D'ailleurs, pour l'instant, rien ne permet de dire, au vu des élections qui se sont déroulées en Europe, que les partis nationalistes ou illibéraux profitent de l'épidémie. Mais attendons les résultats des législatives de septembre en Allemagne

Et sur le plan économique ? On a l'impression que le plan de relance européen n'est pas du tout à la hauteur du plan de relance américain...

Il faut surtout voir que le plan de relance est, en lui-même, un approfondissement de la construction européenne. Pour la première fois, un débat rugueux, qui portait sur le fait de se débarrasser ou non des critères de Maastricht, sur le fait de savoir s'il fallait un budget fédéral commun ou non, et sur le fait de financer ou non ce budget par l'émission d'une dette commune, a été tranché en trois mois. Il opposait les Européens entre eux depuis trente ans, soit au niveau des Etats, soit au niveau des familles politiques. 

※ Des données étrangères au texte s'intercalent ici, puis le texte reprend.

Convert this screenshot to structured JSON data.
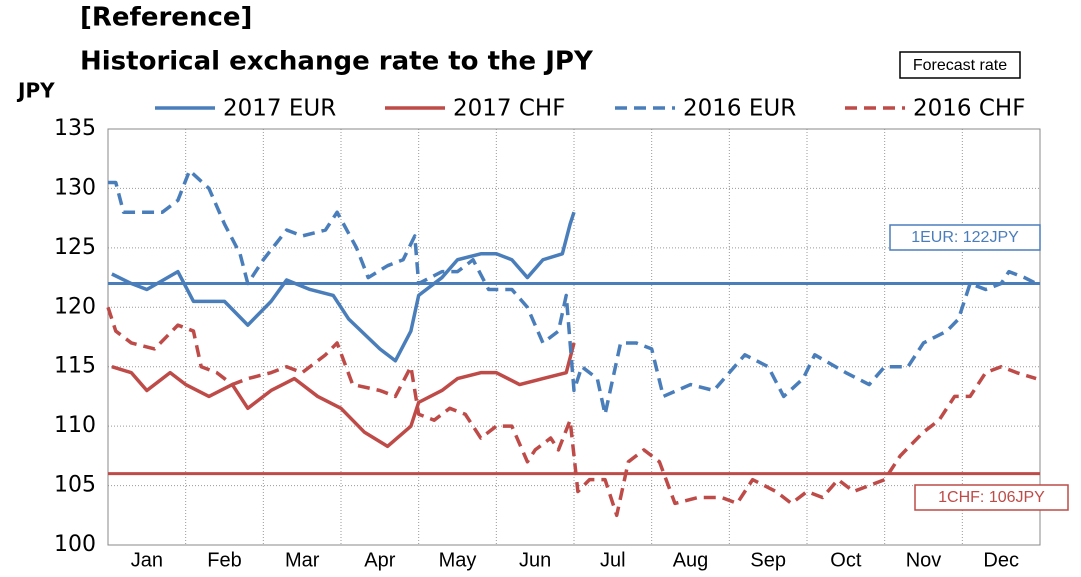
{
  "chart_data": {
    "type": "line",
    "title": "[Reference]",
    "subtitle": "Historical exchange rate to the JPY",
    "y_label": "JPY",
    "annotation": "Forecast rate",
    "grid": true,
    "xlim": [
      0,
      12
    ],
    "xticks": [
      {
        "value": 0.5,
        "label": "Jan"
      },
      {
        "value": 1.5,
        "label": "Feb"
      },
      {
        "value": 2.5,
        "label": "Mar"
      },
      {
        "value": 3.5,
        "label": "Apr"
      },
      {
        "value": 4.5,
        "label": "May"
      },
      {
        "value": 5.5,
        "label": "Jun"
      },
      {
        "value": 6.5,
        "label": "Jul"
      },
      {
        "value": 7.5,
        "label": "Aug"
      },
      {
        "value": 8.5,
        "label": "Sep"
      },
      {
        "value": 9.5,
        "label": "Oct"
      },
      {
        "value": 10.5,
        "label": "Nov"
      },
      {
        "value": 11.5,
        "label": "Dec"
      }
    ],
    "ylim": [
      100,
      135
    ],
    "yticks": [
      100,
      105,
      110,
      115,
      120,
      125,
      130,
      135
    ],
    "reference_lines": [
      {
        "value": 122,
        "label": "1EUR: 122JPY",
        "color": "#4a7ebb"
      },
      {
        "value": 106,
        "label": "1CHF: 106JPY",
        "color": "#be4b48"
      }
    ],
    "series": [
      {
        "name": "2017 EUR",
        "color": "#4a7ebb",
        "dashed": false,
        "x": [
          0.05,
          0.3,
          0.5,
          0.9,
          1.1,
          1.5,
          1.8,
          2.1,
          2.3,
          2.6,
          2.9,
          3.1,
          3.5,
          3.7,
          3.9,
          4.0,
          4.3,
          4.5,
          4.8,
          5.0,
          5.2,
          5.4,
          5.6,
          5.85,
          5.95,
          6.0
        ],
        "values": [
          122.8,
          122,
          121.5,
          123,
          120.5,
          120.5,
          118.5,
          120.5,
          122.3,
          121.5,
          121,
          119,
          116.5,
          115.5,
          118,
          121,
          122.5,
          124,
          124.5,
          124.5,
          124,
          122.5,
          124,
          124.5,
          127,
          128
        ]
      },
      {
        "name": "2017 CHF",
        "color": "#be4b48",
        "dashed": false,
        "x": [
          0.05,
          0.3,
          0.5,
          0.8,
          1.0,
          1.3,
          1.6,
          1.8,
          2.1,
          2.4,
          2.7,
          3.0,
          3.3,
          3.6,
          3.9,
          4.0,
          4.3,
          4.5,
          4.8,
          5.0,
          5.3,
          5.6,
          5.9,
          6.0
        ],
        "values": [
          115,
          114.5,
          113,
          114.5,
          113.5,
          112.5,
          113.5,
          111.5,
          113,
          114,
          112.5,
          111.5,
          109.5,
          108.3,
          110,
          112,
          113,
          114,
          114.5,
          114.5,
          113.5,
          114,
          114.5,
          117
        ]
      },
      {
        "name": "2016 EUR",
        "color": "#4a7ebb",
        "dashed": true,
        "x": [
          0.0,
          0.1,
          0.2,
          0.5,
          0.7,
          0.9,
          1.05,
          1.3,
          1.5,
          1.7,
          1.8,
          2.0,
          2.3,
          2.5,
          2.8,
          2.95,
          3.2,
          3.35,
          3.6,
          3.8,
          3.95,
          4.0,
          4.3,
          4.5,
          4.7,
          4.9,
          5.2,
          5.4,
          5.6,
          5.8,
          5.9,
          6.0,
          6.1,
          6.3,
          6.4,
          6.6,
          6.8,
          7.0,
          7.15,
          7.5,
          7.8,
          8.0,
          8.2,
          8.5,
          8.7,
          8.95,
          9.1,
          9.5,
          9.8,
          10.0,
          10.3,
          10.5,
          10.8,
          10.95,
          11.1,
          11.3,
          11.5,
          11.6,
          11.8,
          11.95
        ],
        "values": [
          130.5,
          130.5,
          128,
          128,
          128,
          129,
          131.5,
          130,
          127,
          124.5,
          122,
          124,
          126.5,
          126,
          126.5,
          128,
          125,
          122.5,
          123.5,
          124,
          126,
          122,
          123,
          123,
          124,
          121.5,
          121.5,
          120,
          117,
          118,
          121,
          113,
          115,
          114,
          111,
          117,
          117,
          116.5,
          112.5,
          113.5,
          113,
          114.5,
          116,
          115,
          112.5,
          114,
          116,
          114.5,
          113.5,
          115,
          115,
          117,
          118,
          119,
          122,
          121.5,
          122,
          123,
          122.5,
          122
        ]
      },
      {
        "name": "2016 CHF",
        "color": "#be4b48",
        "dashed": true,
        "x": [
          0.0,
          0.1,
          0.3,
          0.6,
          0.9,
          1.1,
          1.2,
          1.4,
          1.6,
          1.8,
          2.1,
          2.3,
          2.5,
          2.8,
          2.95,
          3.15,
          3.5,
          3.7,
          3.9,
          4.0,
          4.2,
          4.4,
          4.6,
          4.8,
          5.0,
          5.2,
          5.4,
          5.5,
          5.7,
          5.8,
          5.95,
          6.05,
          6.2,
          6.4,
          6.55,
          6.7,
          6.9,
          7.1,
          7.3,
          7.6,
          7.9,
          8.1,
          8.3,
          8.6,
          8.8,
          9.0,
          9.2,
          9.4,
          9.6,
          9.8,
          10.0,
          10.2,
          10.5,
          10.7,
          10.9,
          11.1,
          11.3,
          11.5,
          11.7,
          11.95
        ],
        "values": [
          120,
          118,
          117,
          116.5,
          118.5,
          118,
          115,
          114.5,
          113.5,
          114,
          114.5,
          115,
          114.5,
          116,
          117,
          113.5,
          113,
          112.5,
          115,
          111,
          110.5,
          111.5,
          111,
          109,
          110,
          110,
          107,
          108,
          109,
          108,
          110.5,
          104.5,
          105.5,
          105.5,
          102.5,
          107,
          108,
          107,
          103.5,
          104,
          104,
          103.5,
          105.5,
          104.5,
          103.5,
          104.5,
          104,
          105.5,
          104.5,
          105,
          105.5,
          107.5,
          109.5,
          110.5,
          112.5,
          112.5,
          114.5,
          115,
          114.5,
          114
        ]
      }
    ]
  }
}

"On peut trouver ça bien ou pas, mais il est clair que c'est une avancée de l'Europe."

Sylvain Kahn

à franceinfo

Pour combattre la pandémie et ses conséquences, les Européens ont dit de manière unanime, en avril 2020 qu'ils allaient créer un budget commun, le financer par un emprunt commun, par de nouveaux impôts communs, et mettre au frigidaire les critères de Maastricht. Officiellement. C'est ce que demandaient François Hollande en 2012, certains partis politiques ou encore certains pays du sud de l'UE. C'est fait, et on peut faire le pari que ça ne reviendra pas à l'identique. L'époque et les motifs pour lesquels les critères de Maastricht ont été établis dans les années 88-92 ont tellement changé qu'on devrait partir sur des bases différentes. Je pense qu'une page a été tournée.

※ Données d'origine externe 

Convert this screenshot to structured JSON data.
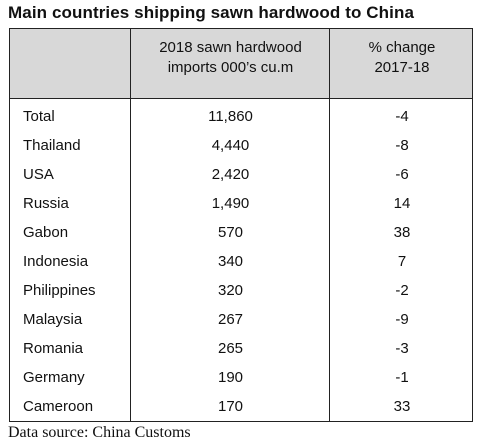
{
  "title": "Main countries shipping sawn hardwood to China",
  "source": "Data source: China Customs",
  "chart_data": {
    "type": "table",
    "columns": [
      "",
      [
        "2018 sawn hardwood",
        "imports 000’s cu.m"
      ],
      [
        "% change",
        "2017-18"
      ]
    ],
    "rows": [
      {
        "country": "Total",
        "imports": "11,860",
        "change": "-4"
      },
      {
        "country": "Thailand",
        "imports": "4,440",
        "change": "-8"
      },
      {
        "country": "USA",
        "imports": "2,420",
        "change": "-6"
      },
      {
        "country": "Russia",
        "imports": "1,490",
        "change": "14"
      },
      {
        "country": "Gabon",
        "imports": "570",
        "change": "38"
      },
      {
        "country": "Indonesia",
        "imports": "340",
        "change": "7"
      },
      {
        "country": "Philippines",
        "imports": "320",
        "change": "-2"
      },
      {
        "country": "Malaysia",
        "imports": "267",
        "change": "-9"
      },
      {
        "country": "Romania",
        "imports": "265",
        "change": "-3"
      },
      {
        "country": "Germany",
        "imports": "190",
        "change": "-1"
      },
      {
        "country": "Cameroon",
        "imports": "170",
        "change": "33"
      }
    ]
  }
}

Comment l'Europe va-t-elle sortir de cette pandémie ? Plus forte, plus faible, plus unie, plus divisée ?

Elle va en sortir plus intégrée. Les Européens ont au moins compris une chose : on s'en sort mieux en étant solidaires et en faisant face ensemble qu'en étant séparés. La règle des Trois Mousquetaires, "Un pour tous, tous pour un", fonctionne clairement mieux que le chacun pour soi. Les Européens ont pris conscience qu'ils formaient un seul pays européen, ils ont été sensibles à ce qui est arrivé aux Italiens lorsque la pandémie a d'abord frappé de façon inouïe Bergame, Milan, la Lombardie et l'Emilie-Romagne. 

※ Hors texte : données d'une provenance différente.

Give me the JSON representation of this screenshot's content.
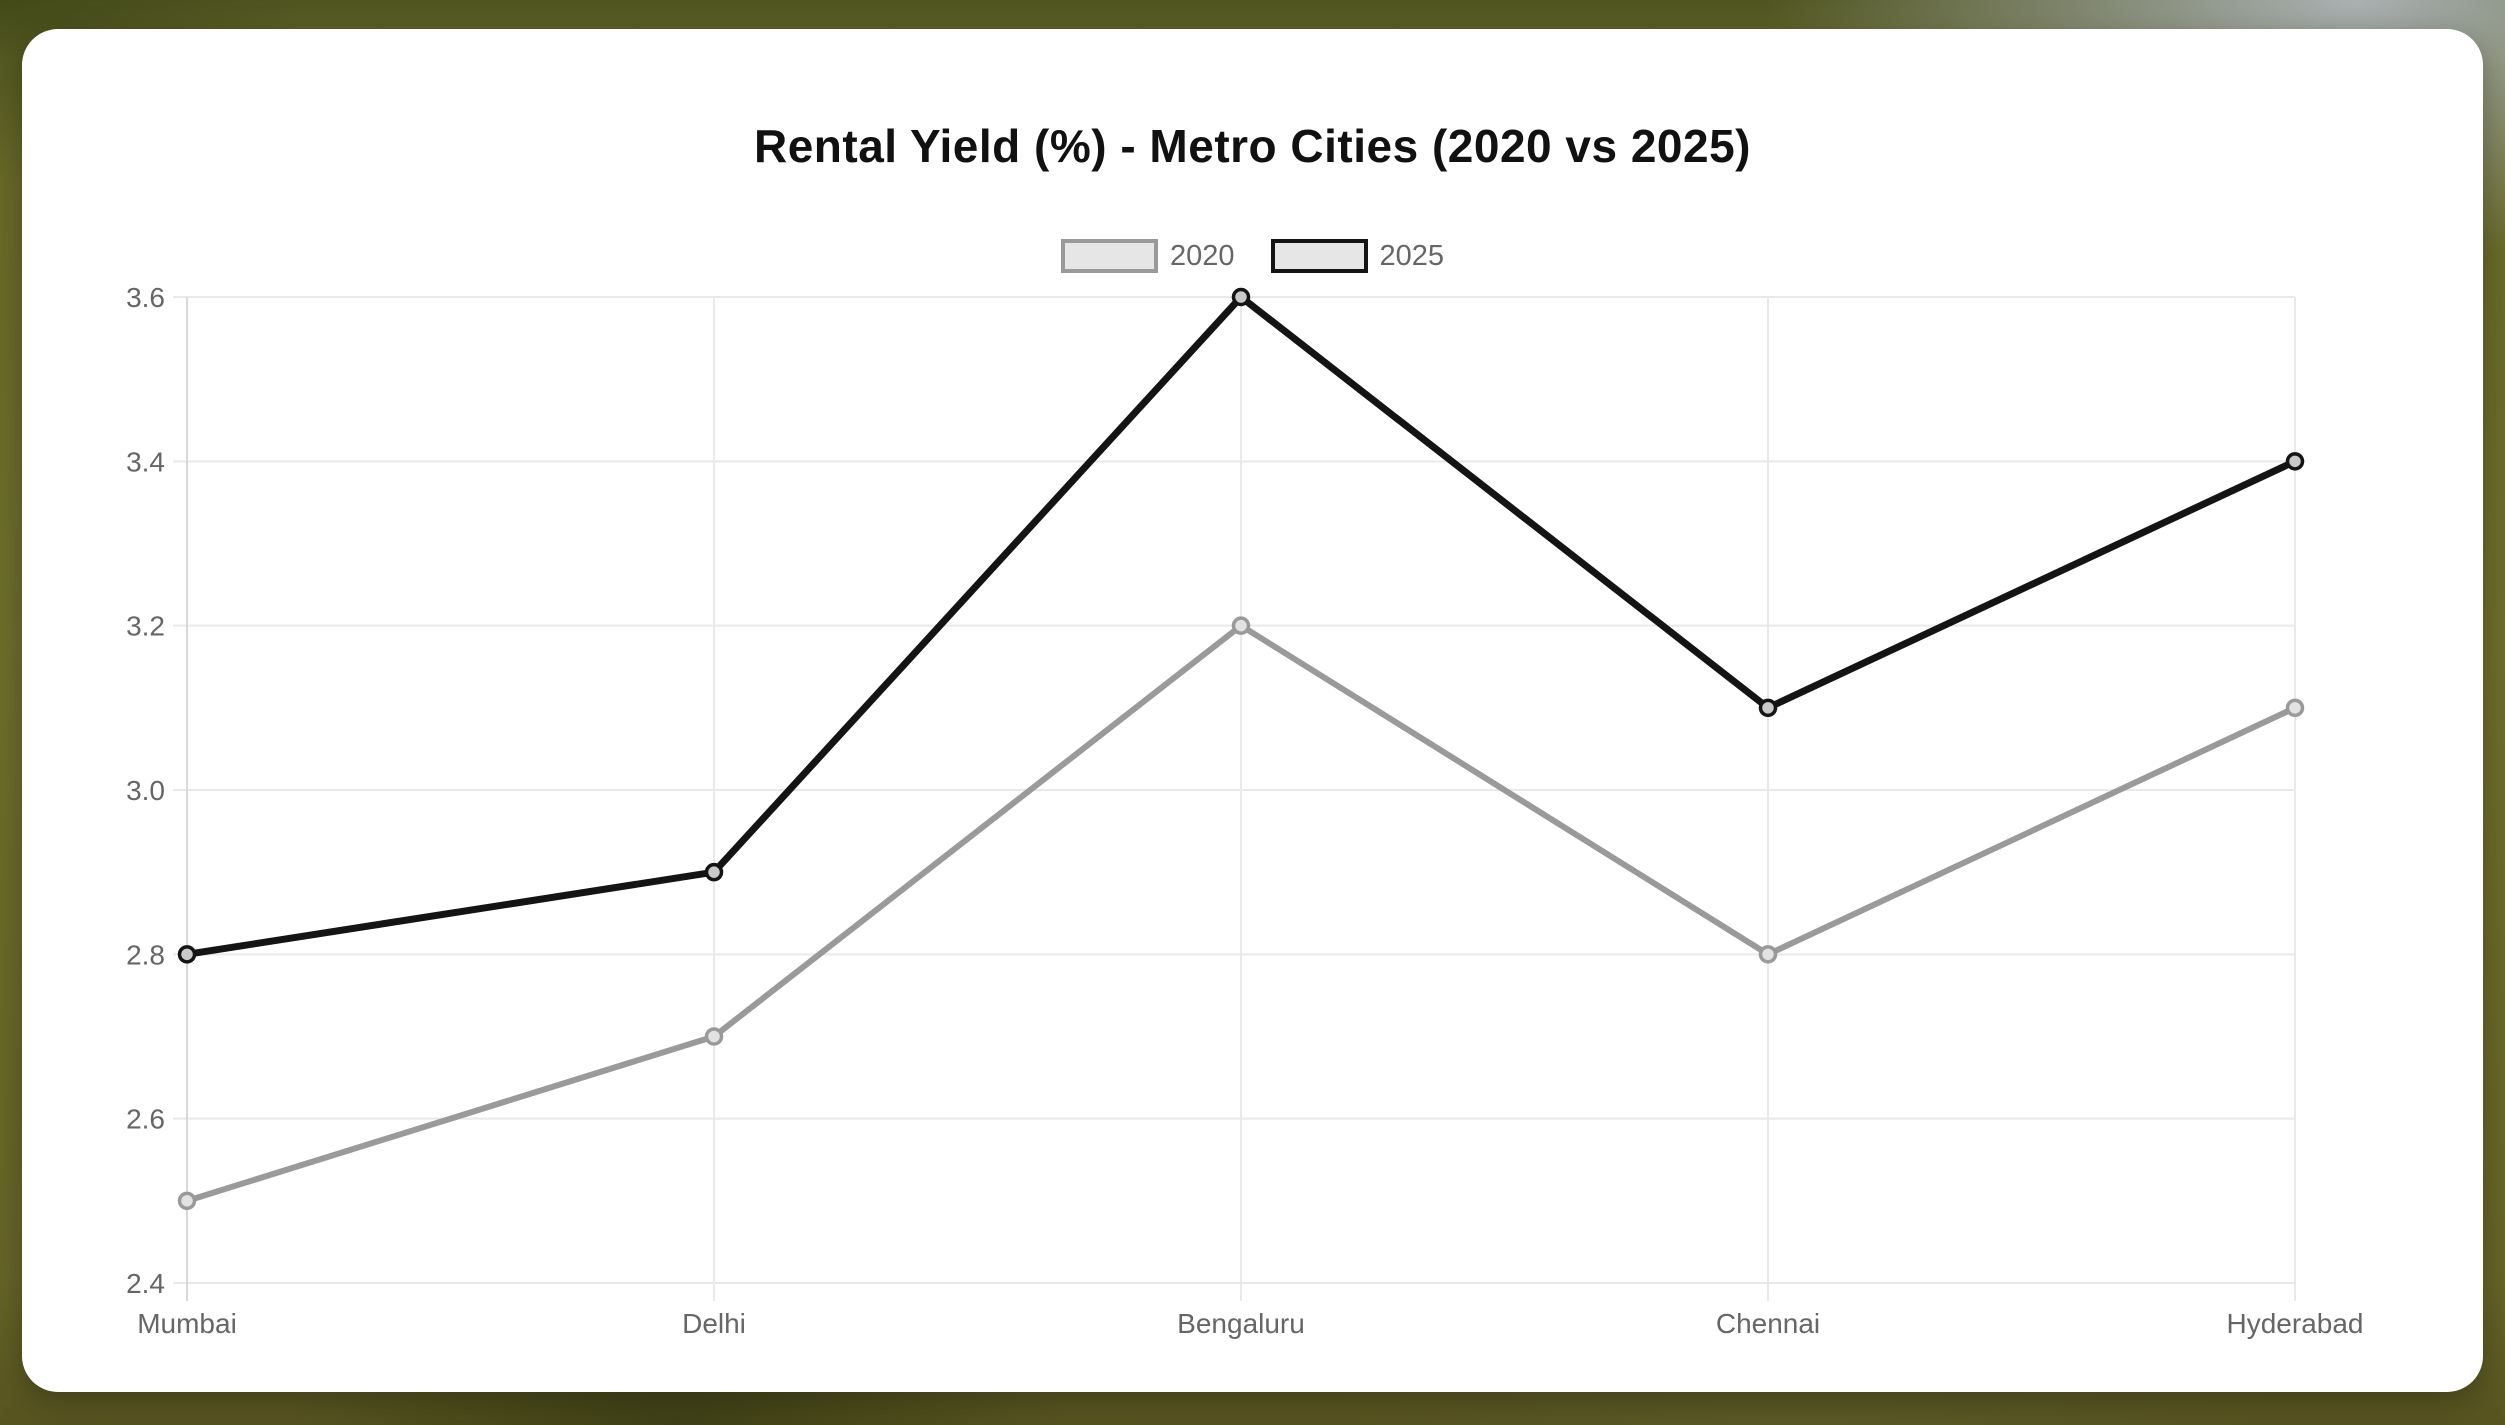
{
  "chart_data": {
    "type": "line",
    "title": "Rental Yield (%) - Metro Cities (2020 vs 2025)",
    "categories": [
      "Mumbai",
      "Delhi",
      "Bengaluru",
      "Chennai",
      "Hyderabad"
    ],
    "series": [
      {
        "name": "2020",
        "values": [
          2.5,
          2.7,
          3.2,
          2.8,
          3.1
        ],
        "line_color": "#9a9a9a",
        "point_fill": "#e2e2e2",
        "line_width": 6
      },
      {
        "name": "2025",
        "values": [
          2.8,
          2.9,
          3.6,
          3.1,
          3.4
        ],
        "line_color": "#141414",
        "point_fill": "#c9c9c9",
        "line_width": 7
      }
    ],
    "xlabel": "",
    "ylabel": "",
    "ylim": [
      2.4,
      3.6
    ],
    "y_tick_step": 0.2,
    "y_tick_labels": [
      "2.4",
      "2.6",
      "2.8",
      "3.0",
      "3.2",
      "3.4",
      "3.6"
    ],
    "grid": true,
    "legend_position": "top",
    "legend_swatch_fill": "#e6e6e6",
    "axis_text_color": "#666666",
    "grid_color": "#e9e9e9",
    "axis_line_color": "#d8d8d8",
    "title_color": "#111111",
    "tick_font_size": 28
  }
}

Mais attention : l'Europe n'est pas devenue pour autant plus "agile". En effet, les fonctionnements des 27 pays qui la composent sont lestés par les corporatismes des Etats nationaux, leur complexité, leur ancienneté. 

"La pandémie a révélé les faiblesses des Européens en tant que société : un peu vieillissants, trop précautionneux, moins réactifs, moins agiles qu'ailleurs."

Sylvain Kahn

à franceinfo

En tant qu'organisation, l'Union européenne est plutôt un levier qui permet de pallier certaines difficultés révélées par cette épidémie. Mais ça ne va pas résoudre par magie des traits de caractère structurels qui font que les Européens deviennent de moins en moins importants et de moins en moins centraux dans le monde.